Si nous voulons une Europe capable de décider, il faut qu'il y ait entre ses membres suffisamment de liens d'identité pour qu'ils constituent entre eux un véritable ensemble.

Cette question est la question même du projet européen.

Pour ceux qui croient que l'Europe n'est que la confrontation apaisée des souverainetés, il n'y a aucun inconvénient à voir élargie continuellement le cercle de ces démocraties méritantes.

Nous constituerions seulement alors une espèce d'ONU régionale, destinée à englober non seulement la Turquie, mais aussi le Maghreb, et pourquoi pas, comme le demandait récemment dans un de nos congrès Monsieur Berlusconi, la fédération de Russie, demain le Sénégal ou Israël, comme beaucoup le demandent dans ces pays.

Si l'Europe n'est qu'une zone démocratique, avec des règles de paix et de vie en commun, quel inconvénient à la voir demain s'étendre jusqu'à se retrouver frontalière de l'Irak, de l'Iran, de la Syrie, du Japon et de la Chine ou de l'Egypte ?

Le même raisonnement vaut pour cette zone de prospérité et de libre-échange que d'autres ont toujours voulu substituer au projet européen.

Il fallait être présent dans l'hémicycle du Parlement européen pour voir avec quel enthousiasme les plus europhobes des conservateurs britanniques ont voté POUR l'adhésion de la Turquie. Ils savaient bien, eux, qu'à reculer constamment les frontières, on diluait jusqu'à le faire disparaître le projet européen.

Mais si l'on veut, comme nous le voulons, faire de l'Europe une entité, une identité, une volonté, alors il faut qu'on sache quelle communauté d'Histoire, de géographie et de civilisation conduit les pays qui la forment à agir ensemble et non pas chacun pour soi sur la scène du monde.

Que nous construisions les accords nécessaires pour que soient reconnus à la Turquie ses liens de familiarité et de voisinage avec l'Europe, la reconnaissance et la solidarité qui vont avec, cela est souhaitable et indispensable.

Les mêmes liens seront à reconnaître, par exemple aux pays du Maghreb à qui nous lie tant d'histoire, d'aspirations et de culture partagées.

Mais ce ne sera pas l'Europe qui se dilue, ce sera l'Europe qui se définit et qui se lie avec ceux qui l'entourent.

Ce n'est pas une question de religion. Il existe des pays musulmans européens. C'est le cas de la Bosnie qui un jour ou l'autre trouvera sa place dans notre ensemble.
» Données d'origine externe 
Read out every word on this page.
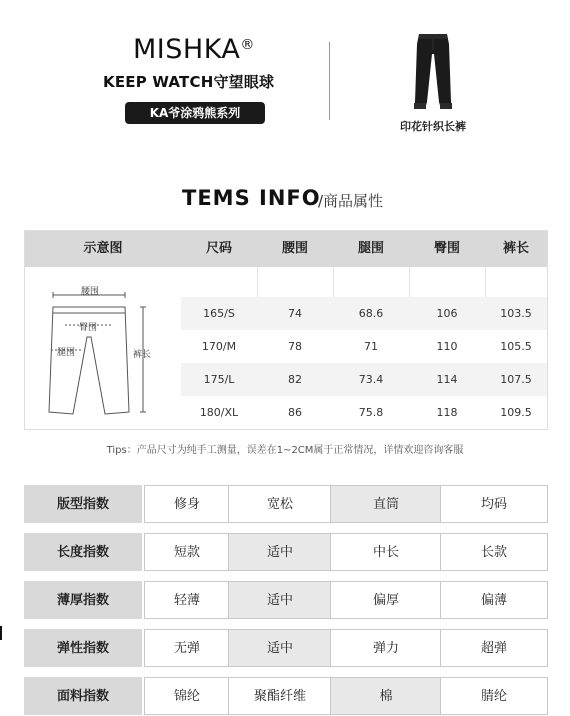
MISHKA®
KEEP WATCH守望眼球
KA爷涂鸦熊系列
印花针织长裤
TEMS INFO
/商品属性
示意图	尺码	腰围	腿围	臀围	裤长
腰围
臀围
腿围	裤长
165/S	74	68.6	106	103.5
170/M	78	71	110	105.5
175/L	82	73.4	114	107.5
180/XL	86	75.8	118	109.5
Tips：产品尺寸为纯手工测量，误差在1~2CM属于正常情况，详情欢迎咨询客服
版型指数	修身	宽松	直筒	均码
长度指数	短款	适中	中长	长款
薄厚指数	轻薄	适中	偏厚	偏薄
弹性指数	无弹	适中	弹力	超弹
面料指数	锦纶	聚酯纤维	棉	腈纶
Mais si nous voulons que l'Europe existe, il faut qu'elle soit européenne.

Un dernier mot : ce travail d'élaboration, nous ne le faisons pas seulement pour nous-mêmes !

Si nous le réussissons, nous ouvrirons la voie à d'autres ensembles du même ordre et qui bâtiront avec nous une nouvelle architecture politique pour la planète : non pas la domination d 'une seule hyper puissance, ou la confrontation de plusieurs, mais l'équilibre des puissances.

Sur les pas de l'Europe marcheront l'Amérique latine, l'Afrique noire, le Sud-Est asiatique, un jour, je l'espère, le Moyen-Orient.

Mais si nous échouons, alors nous aurons échoué non seulement pour nous-mêmes mais pour beaucoup. C'est toute notre civilisation qui se trouvera exposée, celle de la diversité culturelle, celle du droit égal pour les faibles et pour les forts, celle des valeurs philosophiques ou spirituelles qui nous ont fait ce que nous sommes.

Monsieur le Président, vous disiez dans votre intervention que la responsabilité dont vous aviez la charge c'était celle de la dialectique entre l'impossible et le nécessaire. Ce qui est impossible c'est que nous renoncions par faiblesse, par pusillanimité ou par manque de visions à faire de l'Europe, non plus un espace, ou une zone, mais un acteur décidé non pas à subir, mais à façonner le monde.